Abbiamo cercato di non imporci dall’alto, ma di raccontare questa storia da dentro, ascoltando e osservando con coscienza e lucidità quello che ci circondava. Ma questo posizionamento comporta un altro rischio, persino più subdolo: quello di immedesimarsi e identificarsi, in un’appropriazione dall’esterno, col vissuto delle persone coinvolte nella vertenza. Bisogna prestare attenzione alla retorica fuorviante del “siamo tutti sulla stessa barca”, ma possiamo sentirci parte della stessa flotta se si opera nella contestualizzazione critica della dignità di ognuno. Nel baricentro che scegli per la tua narrazione si addensa il rispetto per la storia che stai raccontando: il nostro baricentro era ed è il Collettivo, che volevamo raccontasse e rappresentasse sè stesso all’interno del film. Quando si parla di cinema – e cinema documentario in particolare – il punto di vista sta nella singola inquadratura: non esiste neutralità, e si deve scegliere dove e come posizionarsi.
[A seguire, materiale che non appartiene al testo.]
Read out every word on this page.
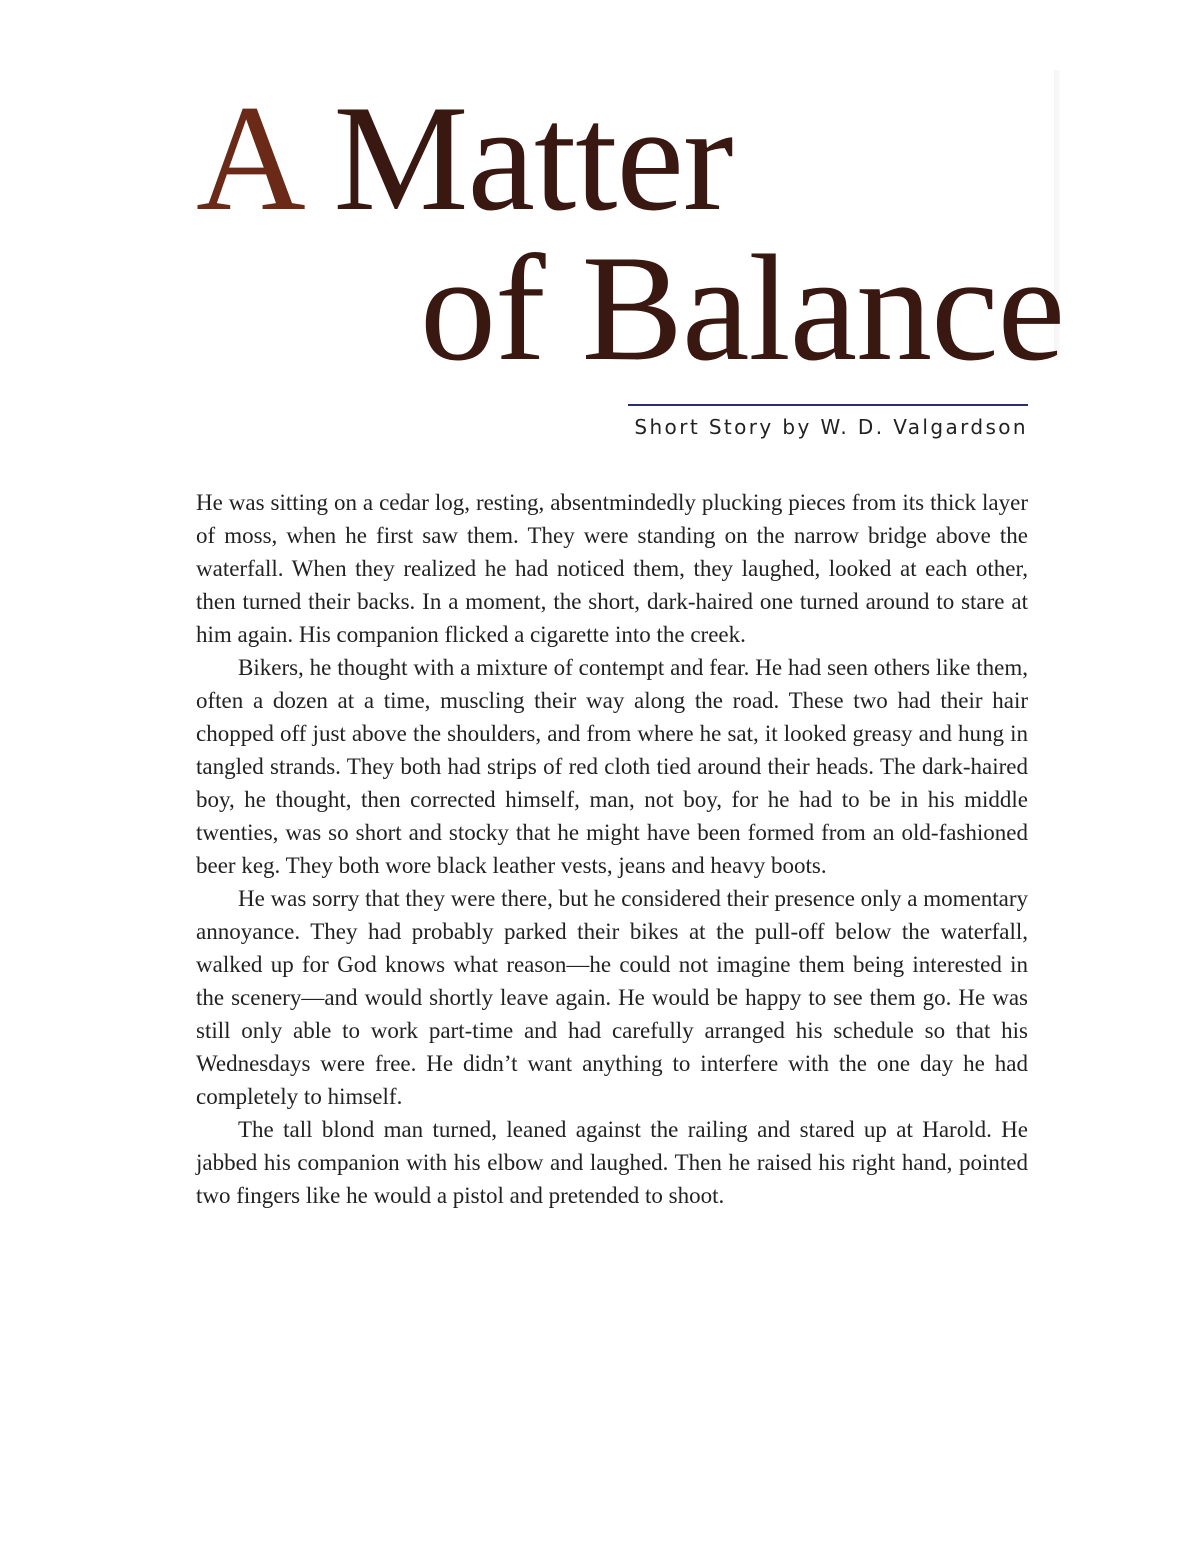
A Matter
of Balance
Short Story by W. D. Valgardson

He was sitting on a cedar log, resting, absentmindedly plucking pieces from its thick layer of moss, when he first saw them. They were standing on the narrow bridge above the waterfall. When they realized he had noticed them, they laughed, looked at each other, then turned their backs. In a moment, the short, dark-haired one turned around to stare at him again. His companion flicked a cigarette into the creek.

Bikers, he thought with a mixture of contempt and fear. He had seen others like them, often a dozen at a time, muscling their way along the road. These two had their hair chopped off just above the shoulders, and from where he sat, it looked greasy and hung in tangled strands. They both had strips of red cloth tied around their heads. The dark-haired boy, he thought, then corrected himself, man, not boy, for he had to be in his middle twenties, was so short and stocky that he might have been formed from an old-fashioned beer keg. They both wore black leather vests, jeans and heavy boots.

He was sorry that they were there, but he considered their presence only a momentary annoyance. They had probably parked their bikes at the pull-off below the waterfall, walked up for God knows what reason—he could not imagine them being interested in the scenery—and would shortly leave again. He would be happy to see them go. He was still only able to work part-time and had carefully arranged his schedule so that his Wednesdays were free. He didn’t want anything to interfere with the one day he had completely to himself.

The tall blond man turned, leaned against the railing and stared up at Harold. He jabbed his companion with his elbow and laughed. Then he raised his right hand, pointed two fingers like he would a pistol and pretended to shoot.
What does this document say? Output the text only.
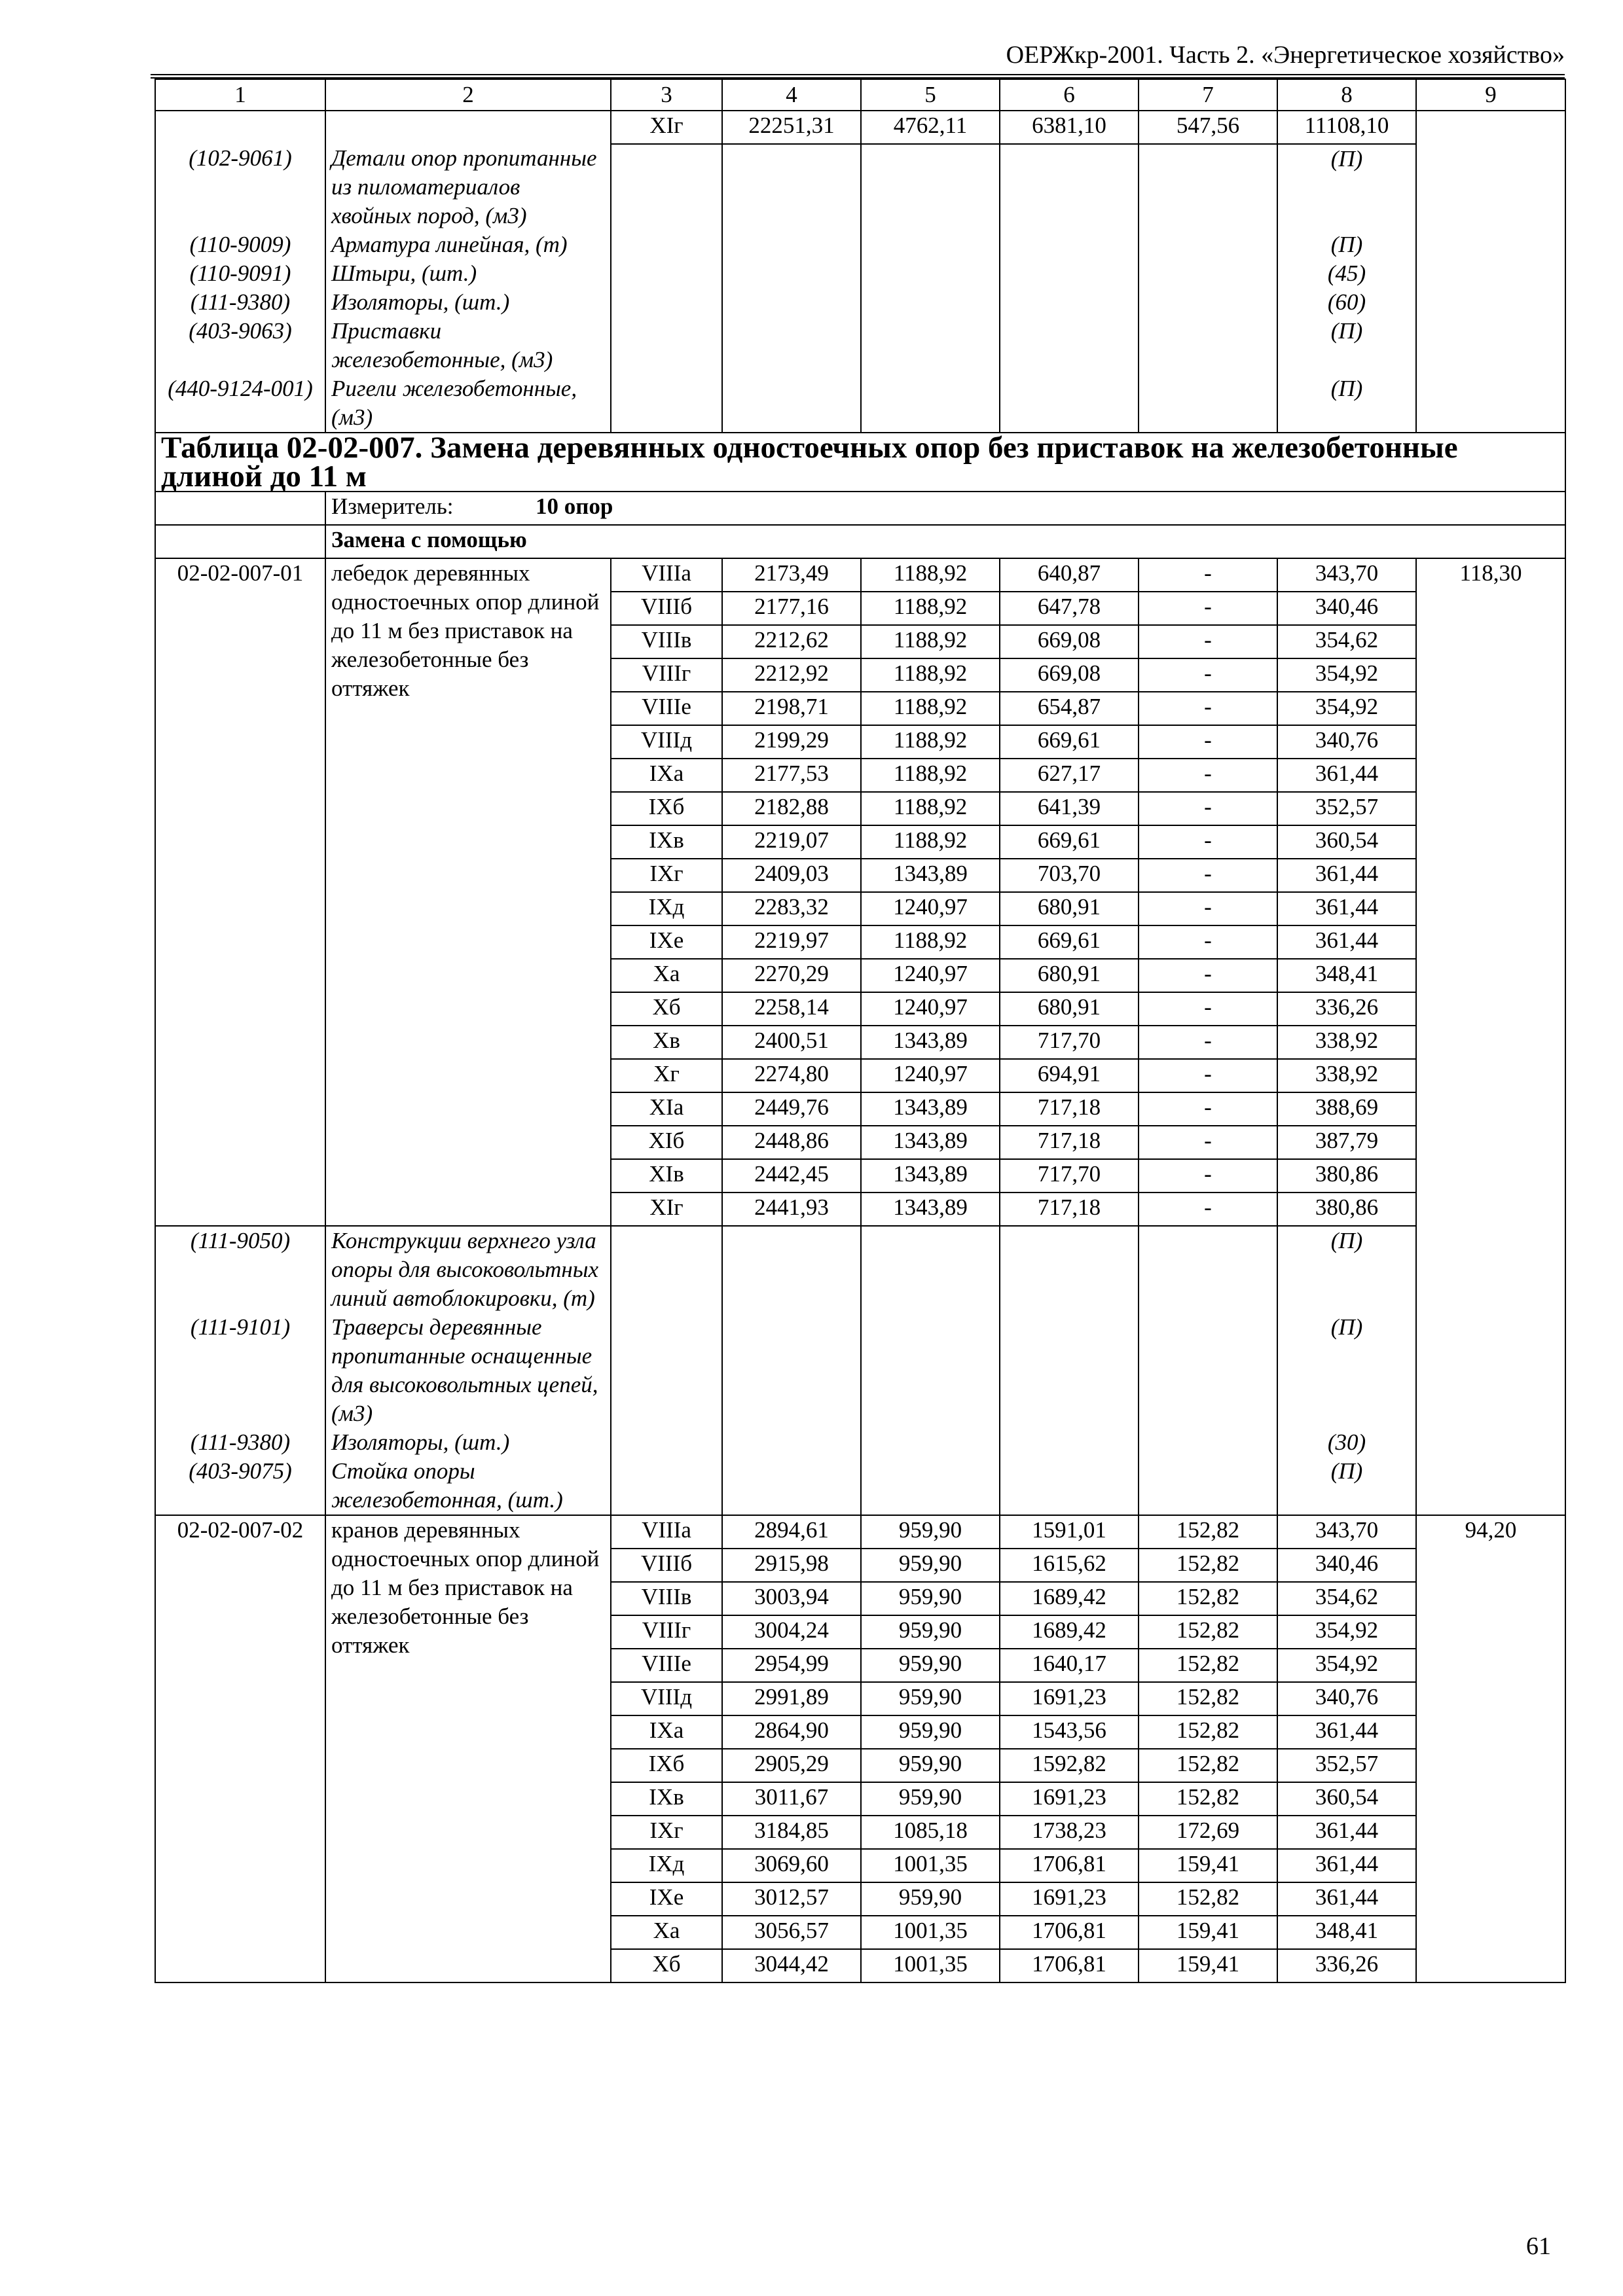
ОЕРЖкр-2001. Часть 2. «Энергетическое хозяйство»
1	2	3	4	5	6	7	8	9
		XIг	22251,31	4762,11	6381,10	547,56	11108,10	
(102-9061)	Детали опор пропитанные из пиломатериалов хвойных пород, (м3)						(П)	
(110-9009)	Арматура линейная, (т)						(П)	
(110-9091)	Штыри, (шт.)						(45)	
(111-9380)	Изоляторы, (шт.)						(60)	
(403-9063)	Приставки железобетонные, (м3)						(П)	
(440-9124-001)	Ригели железобетонные, (м3)						(П)	
Таблица 02-02-007. Замена деревянных одностоечных опор без приставок на железобетонные длиной до 11 м								

	Измеритель: 10 опор							

	Замена с помощью							
02-02-007-01	лебедок деревянных одностоечных опор длиной до 11 м без приставок на железобетонные без оттяжек	VIIIа	2173,49	1188,92	640,87	-	343,70	118,30
		VIIIб	2177,16	1188,92	647,78	-	340,46	
		VIIIв	2212,62	1188,92	669,08	-	354,62	
		VIIIг	2212,92	1188,92	669,08	-	354,92	
		VIIIе	2198,71	1188,92	654,87	-	354,92	
		VIIIд	2199,29	1188,92	669,61	-	340,76	
		IXа	2177,53	1188,92	627,17	-	361,44	
		IXб	2182,88	1188,92	641,39	-	352,57	
		IXв	2219,07	1188,92	669,61	-	360,54	
		IXг	2409,03	1343,89	703,70	-	361,44	
		IXд	2283,32	1240,97	680,91	-	361,44	
		IXе	2219,97	1188,92	669,61	-	361,44	
		Xа	2270,29	1240,97	680,91	-	348,41	
		Xб	2258,14	1240,97	680,91	-	336,26	
		Xв	2400,51	1343,89	717,70	-	338,92	
		Xг	2274,80	1240,97	694,91	-	338,92	
		XIа	2449,76	1343,89	717,18	-	388,69	
		XIб	2448,86	1343,89	717,18	-	387,79	
		XIв	2442,45	1343,89	717,70	-	380,86	
		XIг	2441,93	1343,89	717,18	-	380,86	
(111-9050)	Конструкции верхнего узла опоры для высоковольтных линий автоблокировки, (т)						(П)	
(111-9101)	Траверсы деревянные пропитанные оснащенные для высоковольтных цепей, (м3)						(П)	
(111-9380)	Изоляторы, (шт.)						(30)	
(403-9075)	Стойка опоры железобетонная, (шт.)						(П)	
02-02-007-02	кранов деревянных одностоечных опор длиной до 11 м без приставок на железобетонные без оттяжек	VIIIа	2894,61	959,90	1591,01	152,82	343,70	94,20
		VIIIб	2915,98	959,90	1615,62	152,82	340,46	
		VIIIв	3003,94	959,90	1689,42	152,82	354,62	
		VIIIг	3004,24	959,90	1689,42	152,82	354,92	
		VIIIе	2954,99	959,90	1640,17	152,82	354,92	
		VIIIд	2991,89	959,90	1691,23	152,82	340,76	
		IXа	2864,90	959,90	1543,56	152,82	361,44	
		IXб	2905,29	959,90	1592,82	152,82	352,57	
		IXв	3011,67	959,90	1691,23	152,82	360,54	
		IXг	3184,85	1085,18	1738,23	172,69	361,44	
		IXд	3069,60	1001,35	1706,81	159,41	361,44	
		IXе	3012,57	959,90	1691,23	152,82	361,44	
		Xа	3056,57	1001,35	1706,81	159,41	348,41	
		Xб	3044,42	1001,35	1706,81	159,41	336,26	
61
La narrazione del Collettivo di Fabbrica è retorica in senso consapevole e profondo. Lo slogan E tu come stai? diventa uno strumento di modificazione del discorso istituzionale. Qui il linguaggio retorico non è semplice gioco di appropriazione superficiale, ma riesce finalmente a ritrovare una presa nel reale.
Non abbiamo voluto creare alcuna sovrastruttura di linguaggio: potevamo solo amplificare la voce già potentissima del Collettivo seguendone la sensibilità. Difficile che un’opera d’arte possa realmente cambiare la società, ma la cosa più importante di tutto quello che abbiamo fatto qui alla GKN è aver ampliato il raggio di circolazione di questa storia. L’obiettivo era semplicemente le persone, vedendo questo lavoro, conoscessero e si riconoscessero nella portata politica, sociale, storica della lotta del Collettivo. Missione compiuta.